Al-Qaeda's no.2, Ayman Zawahiri, was once a Muslim Brother, but as he explained in his book, "The Bitter Harvest," he came to the opinion that working within the system would eventually hit a brick wall. So it was no surprise when he came out last week with a video lambasting his former colleagues for getting hoodwinked by the "charade of democracy" that the Mubarak regime had put together during last September's presidential elections and the more recent parliamentary ones. Abu Musab Al-Zarqawi also piped in last week with an audio recording that denounced Iraq's Islamic Party for getting suckered by the "trap" of parliamentary elections. For Zawahiri and Zarqawi the picture is clear; participating in these man-made institutions of government and parliament was an act that sullied the soul and was in contravention of the divine code. Taking part in the political process lends legitimacy to something not prescribed by the Shariah, and thus takes a step outside the bounds of the faith.

The Muslim Brothers think otherwise, and aim for a long term process of winning over recruits through party discipline and proselytizing. Their emblem carries the wording "Prepare," which is derived from the Koranic verse: "Prepare for them what you can of strength...that that terrorizes the enemy of God and your enemies." Their other long-time slogan is "Islam is the Solution," which is to say that they never intend to uphold the secular structures of parliament or democratic institutions for the long run.

Waiting around for an Islamic reformation is not a luxury, even had it been possible. At one point in history, when life was simpler, the Middle East developed a user-friendly relationship between man and God: the pop-mysticism of Sufism. For most people, it was a colorful manifestation of earlier rustic beliefs imbued with Islamic imagery and ritual. But in these modern urban times, with their sterile lifestyles and linear concrete existentialities, solitary individuals have no time for such contemplative and playful myths.

Hassan Al-Banna, founder of the Muslim Brotherhood in the 1920s, was an initiated Sufi when he was a teenager in the Egyptian countryside. But attending a modern school in a modern city, and coming face to face with the encroachment of Westernization, provoked his conservatism into fighting back, and so the mystic transformed into the militant.
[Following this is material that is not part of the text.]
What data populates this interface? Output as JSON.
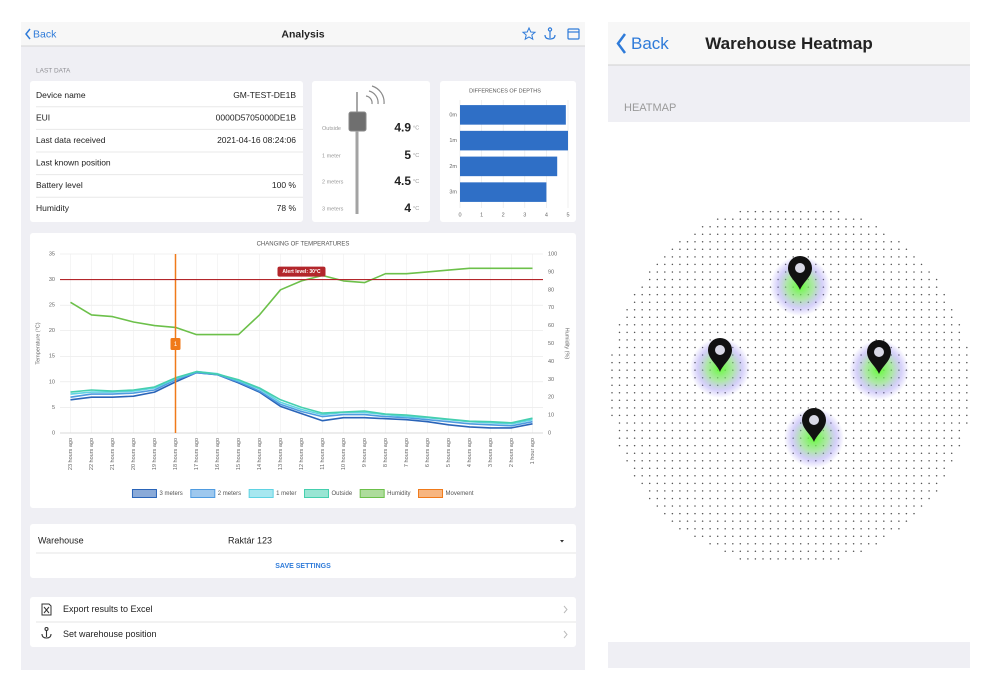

Political Islam does not come in shades of gray, since Islam - especially in its modern interpretation and after shedding the hues of Sufism - itself does not come in shades of gray. One cannot selectively cut and paste from the Shariah, applying what is convenient; for those who choose the path of Islamist activism, no arbitrary line can be drawn across God's word. While some, like the Brothers, dissemble their actions and more radical others assemble for a head-on confrontation, the goal is one and the same: resurrecting the Islamic Empire. They may argue over gestation periods, but both camps are definitely expecting the birth of the New Caliphate.

Let them fight among themselves over recruits and funding and who gets to legitimately speak in the name of political Islam, but America and its policy-makers should not lose sight of the fact that an antagonist could never be an ally, even for the short term. Accepting the Muslim Brotherhood as "Plan-B" should the regimes in Egypt and Syria or an alternative leadership for Iraq's Sunnis falter and fail is a compromise that is self-defeating for America and what it stands for.